Undaunted by the giggles his first response had drawn, the Defence Minister repeated himself. “Mr. Speaker, I think I just explained that I shortened a personal visit to take part in a search and rescue demonstration in Gander. Had any emergency requirement arisen that would have required search and rescue assets, they would have of course been immediately diverted,” he assured the House.

He might’ve sat back done here, but then it’s rarely ever enough for members of this government to claim innocence.
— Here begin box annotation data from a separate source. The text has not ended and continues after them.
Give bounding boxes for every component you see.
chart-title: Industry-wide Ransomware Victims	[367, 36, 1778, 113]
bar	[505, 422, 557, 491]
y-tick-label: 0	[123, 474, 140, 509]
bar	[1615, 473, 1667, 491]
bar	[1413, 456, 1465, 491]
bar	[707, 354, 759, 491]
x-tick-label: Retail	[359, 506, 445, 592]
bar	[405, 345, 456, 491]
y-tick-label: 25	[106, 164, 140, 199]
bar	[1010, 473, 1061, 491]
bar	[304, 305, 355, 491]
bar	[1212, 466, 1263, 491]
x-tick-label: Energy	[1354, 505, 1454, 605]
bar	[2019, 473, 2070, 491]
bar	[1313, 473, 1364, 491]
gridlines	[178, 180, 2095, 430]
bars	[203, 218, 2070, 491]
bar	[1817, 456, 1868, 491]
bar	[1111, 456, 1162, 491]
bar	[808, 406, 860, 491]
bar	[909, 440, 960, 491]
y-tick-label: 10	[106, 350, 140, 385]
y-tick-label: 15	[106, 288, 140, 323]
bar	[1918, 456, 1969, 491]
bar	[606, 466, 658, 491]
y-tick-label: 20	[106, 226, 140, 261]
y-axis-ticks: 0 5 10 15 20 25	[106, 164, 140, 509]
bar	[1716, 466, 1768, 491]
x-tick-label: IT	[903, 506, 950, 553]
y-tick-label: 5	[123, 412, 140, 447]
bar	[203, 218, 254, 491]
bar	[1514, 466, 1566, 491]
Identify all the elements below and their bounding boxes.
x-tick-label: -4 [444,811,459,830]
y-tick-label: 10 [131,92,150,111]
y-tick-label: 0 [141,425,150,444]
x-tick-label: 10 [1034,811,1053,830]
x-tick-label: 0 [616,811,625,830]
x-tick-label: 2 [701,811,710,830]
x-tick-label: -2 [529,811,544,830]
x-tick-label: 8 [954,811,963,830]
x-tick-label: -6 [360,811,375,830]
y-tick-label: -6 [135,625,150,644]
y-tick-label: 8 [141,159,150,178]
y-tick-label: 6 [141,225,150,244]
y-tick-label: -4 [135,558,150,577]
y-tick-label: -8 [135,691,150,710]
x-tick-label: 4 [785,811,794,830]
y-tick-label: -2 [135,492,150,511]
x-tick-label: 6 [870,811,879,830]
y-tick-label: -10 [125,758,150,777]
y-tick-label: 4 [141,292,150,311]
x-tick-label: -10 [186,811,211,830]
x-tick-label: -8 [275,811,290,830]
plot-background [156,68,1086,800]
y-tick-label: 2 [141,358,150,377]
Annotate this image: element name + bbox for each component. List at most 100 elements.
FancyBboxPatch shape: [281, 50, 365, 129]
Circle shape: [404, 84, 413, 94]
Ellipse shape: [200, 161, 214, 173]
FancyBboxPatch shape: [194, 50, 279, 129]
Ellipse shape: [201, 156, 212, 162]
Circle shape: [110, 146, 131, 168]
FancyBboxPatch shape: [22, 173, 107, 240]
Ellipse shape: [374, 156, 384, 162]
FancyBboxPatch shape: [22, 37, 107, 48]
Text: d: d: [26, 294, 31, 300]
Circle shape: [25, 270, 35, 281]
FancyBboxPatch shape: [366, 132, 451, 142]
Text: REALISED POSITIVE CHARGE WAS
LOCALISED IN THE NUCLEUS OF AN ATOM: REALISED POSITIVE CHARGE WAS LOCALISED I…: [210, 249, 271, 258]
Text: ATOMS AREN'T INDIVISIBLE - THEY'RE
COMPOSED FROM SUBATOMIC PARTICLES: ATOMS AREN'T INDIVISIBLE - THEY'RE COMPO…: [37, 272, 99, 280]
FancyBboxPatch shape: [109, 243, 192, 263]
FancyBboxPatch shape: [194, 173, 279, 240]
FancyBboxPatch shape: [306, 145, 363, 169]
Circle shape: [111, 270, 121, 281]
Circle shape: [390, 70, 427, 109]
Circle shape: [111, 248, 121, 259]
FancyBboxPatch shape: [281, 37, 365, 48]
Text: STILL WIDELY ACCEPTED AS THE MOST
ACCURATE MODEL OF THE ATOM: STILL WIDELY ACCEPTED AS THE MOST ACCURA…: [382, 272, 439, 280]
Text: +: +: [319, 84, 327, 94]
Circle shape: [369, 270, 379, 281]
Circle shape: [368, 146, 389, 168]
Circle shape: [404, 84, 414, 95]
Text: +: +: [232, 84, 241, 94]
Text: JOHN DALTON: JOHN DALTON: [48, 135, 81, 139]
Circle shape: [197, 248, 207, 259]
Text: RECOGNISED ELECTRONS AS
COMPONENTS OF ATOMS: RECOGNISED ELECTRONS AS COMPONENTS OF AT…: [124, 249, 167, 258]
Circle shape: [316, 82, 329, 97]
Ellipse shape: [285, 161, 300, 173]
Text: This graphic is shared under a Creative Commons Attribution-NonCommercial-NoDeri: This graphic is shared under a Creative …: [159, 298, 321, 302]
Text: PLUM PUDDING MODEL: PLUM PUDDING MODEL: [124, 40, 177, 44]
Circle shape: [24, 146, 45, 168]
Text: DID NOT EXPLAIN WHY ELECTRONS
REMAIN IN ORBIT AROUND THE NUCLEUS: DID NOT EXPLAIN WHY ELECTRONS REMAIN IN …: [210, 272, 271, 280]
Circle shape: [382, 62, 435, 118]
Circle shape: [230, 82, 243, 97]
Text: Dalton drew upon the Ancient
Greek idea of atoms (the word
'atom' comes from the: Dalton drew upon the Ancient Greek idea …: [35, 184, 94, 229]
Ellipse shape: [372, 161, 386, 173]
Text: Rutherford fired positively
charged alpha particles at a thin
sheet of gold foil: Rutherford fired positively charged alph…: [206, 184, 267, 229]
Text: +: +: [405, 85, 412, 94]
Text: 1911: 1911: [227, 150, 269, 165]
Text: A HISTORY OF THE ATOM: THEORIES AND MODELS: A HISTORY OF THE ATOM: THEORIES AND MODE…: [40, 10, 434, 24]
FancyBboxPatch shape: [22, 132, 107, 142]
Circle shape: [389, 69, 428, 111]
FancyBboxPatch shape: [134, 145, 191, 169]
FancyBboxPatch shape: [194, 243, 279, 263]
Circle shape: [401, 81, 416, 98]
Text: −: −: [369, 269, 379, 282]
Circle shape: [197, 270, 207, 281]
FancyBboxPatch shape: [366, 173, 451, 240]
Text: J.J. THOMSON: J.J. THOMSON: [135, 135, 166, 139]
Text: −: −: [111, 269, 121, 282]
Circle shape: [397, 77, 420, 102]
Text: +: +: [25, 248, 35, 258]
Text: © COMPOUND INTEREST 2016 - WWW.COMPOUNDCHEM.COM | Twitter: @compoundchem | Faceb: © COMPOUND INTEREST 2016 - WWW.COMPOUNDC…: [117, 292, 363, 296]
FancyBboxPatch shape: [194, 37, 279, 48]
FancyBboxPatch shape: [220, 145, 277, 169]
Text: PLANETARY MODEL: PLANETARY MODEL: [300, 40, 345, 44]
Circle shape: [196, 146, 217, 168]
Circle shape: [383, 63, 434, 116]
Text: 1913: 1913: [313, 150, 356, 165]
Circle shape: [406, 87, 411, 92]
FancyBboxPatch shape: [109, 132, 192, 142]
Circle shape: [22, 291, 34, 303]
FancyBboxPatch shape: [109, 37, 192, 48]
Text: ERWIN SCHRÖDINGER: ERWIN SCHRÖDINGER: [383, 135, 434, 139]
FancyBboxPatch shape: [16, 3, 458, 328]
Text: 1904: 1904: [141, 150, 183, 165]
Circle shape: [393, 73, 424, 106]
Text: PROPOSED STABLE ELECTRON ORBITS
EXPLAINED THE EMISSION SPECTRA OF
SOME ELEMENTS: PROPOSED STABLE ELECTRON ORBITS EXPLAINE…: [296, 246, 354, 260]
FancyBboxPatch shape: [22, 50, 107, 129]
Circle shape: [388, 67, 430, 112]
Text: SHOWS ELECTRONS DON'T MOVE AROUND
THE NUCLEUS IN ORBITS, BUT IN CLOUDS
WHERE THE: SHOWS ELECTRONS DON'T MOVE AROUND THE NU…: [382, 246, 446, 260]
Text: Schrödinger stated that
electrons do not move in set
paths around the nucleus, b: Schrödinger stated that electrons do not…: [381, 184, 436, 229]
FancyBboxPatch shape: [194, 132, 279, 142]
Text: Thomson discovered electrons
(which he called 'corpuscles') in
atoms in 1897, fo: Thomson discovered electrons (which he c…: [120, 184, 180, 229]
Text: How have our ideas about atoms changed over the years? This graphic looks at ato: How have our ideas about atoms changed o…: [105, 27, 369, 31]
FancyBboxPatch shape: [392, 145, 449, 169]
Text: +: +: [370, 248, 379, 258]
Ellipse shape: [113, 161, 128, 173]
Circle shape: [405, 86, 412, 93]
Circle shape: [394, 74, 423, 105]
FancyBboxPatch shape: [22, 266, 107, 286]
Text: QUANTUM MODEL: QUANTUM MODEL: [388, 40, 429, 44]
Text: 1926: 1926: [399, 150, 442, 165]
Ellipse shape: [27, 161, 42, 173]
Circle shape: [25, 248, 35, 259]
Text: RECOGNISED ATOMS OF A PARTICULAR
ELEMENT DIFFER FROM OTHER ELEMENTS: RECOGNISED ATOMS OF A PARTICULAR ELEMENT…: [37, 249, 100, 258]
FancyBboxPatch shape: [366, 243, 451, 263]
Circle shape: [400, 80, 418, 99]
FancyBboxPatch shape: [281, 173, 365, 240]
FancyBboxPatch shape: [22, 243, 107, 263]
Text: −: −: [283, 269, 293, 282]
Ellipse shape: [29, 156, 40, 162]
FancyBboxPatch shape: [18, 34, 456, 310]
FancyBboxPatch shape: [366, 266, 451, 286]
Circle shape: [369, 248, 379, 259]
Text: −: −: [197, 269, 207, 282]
For every defensive reaction, there must be an equal and opposite gesture of offensiveness.

“As the member would know, having participated in the parliamentary program with the Canadian Forces, members of Parliament, in fact 20 including himself, took part in search and rescue activities in the past,” Mr. MacKay finished.

“Ohh!” the government benches sang, this bit having been meant to supposed to have demonstrated some sort of contradiction in the NDP critic’s complaints.

Here, alas, the minister’s scriptwriters had outdone themselves. Which is to say they had setup Mr. Harris for an achingly obvious rejoinder.

“Mr. Speaker,” Mr. Harris shot back, “being picked up at a cost of $16,000 from a fishing camp is not the way to learn how search and rescue helicopters operate.”

The NDP side leapt up to applaud their man’s relative wit, but Mr. Harris, he of little nonsense, didn’t pause. “Average Canadians are being told to tighten their belts, but when it comes to the minister and his department’s use of military aircraft apparently money is no object,” he said. “How can we count on this minister to provide leadership on this issue when he himself treats a search and rescue helicopter as private transportation?”

Having been laughed at on his first attempt and then slapped down after his second, the Defence Minister was now in a dire strait. His only option now: stand and pledge support for the troops.

“Mr. Speaker, I am very proud of the work of the Canadian Forces, particularly those who take part in search and rescue,” he proclaimed.

Indeed, he now dashed off some impressive-sounding numbers about the work of the coast guard.

“I think,” he finished, “that as Minister of National Defence I should familiarize myself at every opportunity with the important work of those who perform these daily heroics.”

While various Conservatives stood to applaud this, the NDP side howled with derisive guffaws.

The Stats. The economy, seven questions. Government spending, six questions. The Defence Minister, four questions. Trade, three questions. The G8 Legacy Fund, F-35s, Canada Revenue Agency, foreign affairs, the environment and the Keystone pipeline, two questions each. Immigration, aboriginal affairs, political fundraising, employment, veterans, equality and affordable housing, one question each.

Peter MacKay, six answers. Stephen Harper and Ted Menzies, five answers each. Tony Clement, three answers. Deepak Obhrai, Julian Fantino, Gail Shea, Peter Kent, Joe Oliver, Ed Fast, Diane Finley and Rona Ambrose, two answers each. Rick Dykstra, John Duncan, Tim Uppal and Steven Blaney, one answer each.